U.S. Corporate Buybacks Approach $1 Trillion, Yet Insiders Aren't Following Suit

N.R. Finch
Published todayAbout 10 min read

U.S. companies have authorized nearly $1 trillion in stock buybacks in the first half of the year — a record — yet corporate insiders are not following up with their own money. This means the "confidence signal" that buybacks are supposed to send may be hollow, and investors should look more carefully at what this trillion dollars really represents.

01

A trillion in buybacks — where is the money going?

Total buyback authorizations in the first half approached $1 trillion. Birinyi Associates president Jeffrey Rubin called the scale "extraordinary"; actual completed repurchases also sit at all-time highs.
But the spending is heavily concentrated: tech accounts for 45%, financials for 23% — together, 68% of the total, according to EPFR analyst Winston Chua.
This means → the trillion-dollar buyback wave is not a broad vote of confidence across industries. A narrow set of sectors is doing the heavy lifting, and market breadth is actually shrinking.
02

Do companies actually buy their own stock at the right time?

Research Affiliates founder Rob Arnott is blunt: his research found buybacks are negatively correlated with subsequent returns — the more aggressively a company repurchases, the worse its stock tends to do afterward.
MarketWatch's calculations back this up: over the past decade, quarters with buyback authorizations above the prior quarter saw lower average 12-month returns than quarters with lower authorizations.
In plain terms = corporate management, as a group, has a poor track record of timing its own stock purchases.
03

Why aren't insiders buying alongside the company?

Arnott flags a key contradiction: buyback surges often coincide with executives exercising and cashing out their stock options. He puts it plainly — "buybacks to some extent serve to accommodate the redemption of stock options."
In plain terms = the company uses corporate cash to buy back shares and support the price, while management simultaneously converts options into cash. That is not conviction — it looks more like a coordinated exit.
University of Michigan professor Nejat Seyhun, a leading authority on insider behavior, says insiders have been "mildly pessimistic" in recent months. He concludes that the record buyback activity is likely to have a "quite limited" market boost.
04

What can insider behavior actually tell us?
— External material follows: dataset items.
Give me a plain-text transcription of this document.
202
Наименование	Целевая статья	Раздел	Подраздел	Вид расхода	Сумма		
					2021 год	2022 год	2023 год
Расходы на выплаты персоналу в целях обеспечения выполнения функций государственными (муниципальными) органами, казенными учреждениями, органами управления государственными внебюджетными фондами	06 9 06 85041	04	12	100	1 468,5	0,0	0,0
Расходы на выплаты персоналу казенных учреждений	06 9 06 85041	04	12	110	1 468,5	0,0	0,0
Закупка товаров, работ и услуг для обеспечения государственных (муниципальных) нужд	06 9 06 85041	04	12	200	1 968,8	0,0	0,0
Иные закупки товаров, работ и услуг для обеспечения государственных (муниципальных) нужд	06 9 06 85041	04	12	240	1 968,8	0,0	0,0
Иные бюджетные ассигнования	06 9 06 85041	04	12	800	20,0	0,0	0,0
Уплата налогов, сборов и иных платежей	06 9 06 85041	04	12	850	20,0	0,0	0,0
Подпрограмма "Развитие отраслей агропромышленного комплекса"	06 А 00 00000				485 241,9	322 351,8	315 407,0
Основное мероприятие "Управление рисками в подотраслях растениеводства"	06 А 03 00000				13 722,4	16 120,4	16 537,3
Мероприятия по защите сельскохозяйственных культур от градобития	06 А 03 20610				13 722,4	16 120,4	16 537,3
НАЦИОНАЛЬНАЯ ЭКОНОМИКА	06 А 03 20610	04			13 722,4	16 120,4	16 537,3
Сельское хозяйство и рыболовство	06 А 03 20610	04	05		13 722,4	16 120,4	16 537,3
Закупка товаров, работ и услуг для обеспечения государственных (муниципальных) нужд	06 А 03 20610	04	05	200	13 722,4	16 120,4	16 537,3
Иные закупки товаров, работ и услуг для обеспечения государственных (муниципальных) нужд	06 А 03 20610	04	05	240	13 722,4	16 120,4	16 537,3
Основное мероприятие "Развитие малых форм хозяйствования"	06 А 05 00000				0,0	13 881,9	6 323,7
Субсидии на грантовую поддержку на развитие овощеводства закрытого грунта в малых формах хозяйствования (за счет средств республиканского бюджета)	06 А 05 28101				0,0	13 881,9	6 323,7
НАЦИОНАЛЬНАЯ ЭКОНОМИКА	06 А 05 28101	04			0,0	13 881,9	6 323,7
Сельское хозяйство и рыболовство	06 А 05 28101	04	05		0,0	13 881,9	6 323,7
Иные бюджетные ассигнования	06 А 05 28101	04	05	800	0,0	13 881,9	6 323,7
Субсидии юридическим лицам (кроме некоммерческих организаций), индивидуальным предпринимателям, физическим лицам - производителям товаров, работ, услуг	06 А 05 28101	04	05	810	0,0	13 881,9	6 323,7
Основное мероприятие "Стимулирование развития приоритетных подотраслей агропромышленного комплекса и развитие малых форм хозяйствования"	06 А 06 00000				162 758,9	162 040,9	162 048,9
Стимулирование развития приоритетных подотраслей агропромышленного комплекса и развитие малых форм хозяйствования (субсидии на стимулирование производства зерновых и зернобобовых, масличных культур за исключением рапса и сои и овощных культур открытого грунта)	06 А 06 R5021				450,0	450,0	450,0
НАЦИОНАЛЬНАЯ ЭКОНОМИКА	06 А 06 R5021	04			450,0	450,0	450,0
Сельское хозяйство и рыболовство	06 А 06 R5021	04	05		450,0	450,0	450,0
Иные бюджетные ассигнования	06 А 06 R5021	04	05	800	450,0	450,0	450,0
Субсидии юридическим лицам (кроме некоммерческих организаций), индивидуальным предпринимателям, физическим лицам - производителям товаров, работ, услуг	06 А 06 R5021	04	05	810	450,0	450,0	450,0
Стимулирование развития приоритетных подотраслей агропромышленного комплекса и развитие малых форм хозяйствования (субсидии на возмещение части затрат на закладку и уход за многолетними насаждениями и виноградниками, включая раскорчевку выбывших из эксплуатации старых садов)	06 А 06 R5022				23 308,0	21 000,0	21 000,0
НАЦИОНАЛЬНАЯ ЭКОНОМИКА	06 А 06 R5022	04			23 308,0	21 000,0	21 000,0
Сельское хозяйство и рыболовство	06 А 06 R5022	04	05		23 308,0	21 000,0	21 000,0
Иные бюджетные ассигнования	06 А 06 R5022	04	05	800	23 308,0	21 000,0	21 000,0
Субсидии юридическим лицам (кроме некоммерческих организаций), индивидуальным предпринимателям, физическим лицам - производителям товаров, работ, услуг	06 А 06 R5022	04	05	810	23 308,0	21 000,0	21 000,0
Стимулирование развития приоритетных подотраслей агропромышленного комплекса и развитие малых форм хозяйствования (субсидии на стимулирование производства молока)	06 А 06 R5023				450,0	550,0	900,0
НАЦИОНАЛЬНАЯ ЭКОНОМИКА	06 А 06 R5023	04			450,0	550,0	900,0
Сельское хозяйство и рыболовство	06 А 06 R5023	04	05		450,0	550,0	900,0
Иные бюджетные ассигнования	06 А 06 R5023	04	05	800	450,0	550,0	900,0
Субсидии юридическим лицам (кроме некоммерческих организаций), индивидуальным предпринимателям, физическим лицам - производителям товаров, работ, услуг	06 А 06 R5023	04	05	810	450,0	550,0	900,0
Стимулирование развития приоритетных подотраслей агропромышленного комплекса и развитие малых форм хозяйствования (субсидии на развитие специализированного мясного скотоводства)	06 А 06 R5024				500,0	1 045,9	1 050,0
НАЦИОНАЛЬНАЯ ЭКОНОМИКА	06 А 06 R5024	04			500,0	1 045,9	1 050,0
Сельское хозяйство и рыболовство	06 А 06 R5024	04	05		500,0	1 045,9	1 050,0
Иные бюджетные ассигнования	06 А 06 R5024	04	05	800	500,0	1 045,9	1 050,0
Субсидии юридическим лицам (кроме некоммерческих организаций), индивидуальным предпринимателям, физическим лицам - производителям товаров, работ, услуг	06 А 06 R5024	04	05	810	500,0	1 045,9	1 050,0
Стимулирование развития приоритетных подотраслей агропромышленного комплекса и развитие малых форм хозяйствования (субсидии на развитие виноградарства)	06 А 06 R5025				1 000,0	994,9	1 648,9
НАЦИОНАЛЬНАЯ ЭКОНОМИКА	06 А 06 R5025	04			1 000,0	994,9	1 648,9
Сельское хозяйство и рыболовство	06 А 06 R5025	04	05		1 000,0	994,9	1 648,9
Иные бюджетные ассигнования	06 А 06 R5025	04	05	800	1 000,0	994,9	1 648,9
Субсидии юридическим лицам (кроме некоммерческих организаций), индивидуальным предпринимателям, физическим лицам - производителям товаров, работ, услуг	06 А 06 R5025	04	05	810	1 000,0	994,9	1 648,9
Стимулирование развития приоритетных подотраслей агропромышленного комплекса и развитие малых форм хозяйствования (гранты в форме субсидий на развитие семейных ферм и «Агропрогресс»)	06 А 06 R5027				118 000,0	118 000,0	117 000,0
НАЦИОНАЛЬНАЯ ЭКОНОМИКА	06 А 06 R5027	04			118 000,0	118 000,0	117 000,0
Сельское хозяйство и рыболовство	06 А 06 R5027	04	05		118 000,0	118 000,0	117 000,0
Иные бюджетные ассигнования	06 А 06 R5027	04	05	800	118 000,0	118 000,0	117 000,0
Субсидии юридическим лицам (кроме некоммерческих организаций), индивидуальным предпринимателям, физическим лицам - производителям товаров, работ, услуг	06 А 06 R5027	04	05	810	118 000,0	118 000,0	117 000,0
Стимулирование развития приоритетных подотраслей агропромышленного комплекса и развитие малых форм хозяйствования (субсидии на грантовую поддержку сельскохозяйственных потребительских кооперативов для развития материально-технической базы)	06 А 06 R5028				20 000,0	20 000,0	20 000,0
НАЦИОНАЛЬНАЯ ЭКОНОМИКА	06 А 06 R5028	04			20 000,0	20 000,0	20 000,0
Seyhun's framework is straightforward: when insiders buy alongside a company's repurchase program, it is a positive signal for the stock. When insiders sell, returns are flat.
This means → the buyback itself is not the signal. Whether insiders are willing to put their own money in is the variable that separates meaningful repurchases from hollow ones.
05

Which companies pass both tests — buybacks and insider buying?

Seyhun's framework doubles as a screen. Among large-caps with market values above $20 billion, companies with both active recent buybacks and net insider buying include:
Abbott Laboratories (~$163.9B), S&P Global (~$120.8B), ADP (~$89.4B), 3M (~$85.5B), Illinois Tool Works (~$77.0B), Intuit (~$73.2B), Nike (~$60.3B), Cencora (~$55.7B), AutoZone (~$51.1B), among others.
This reflects a simple reality: within the trillion-dollar buyback wave, the companies where insiders are actually voting with their own wallets are only a small fraction.

Content is for reference only, not financial advice.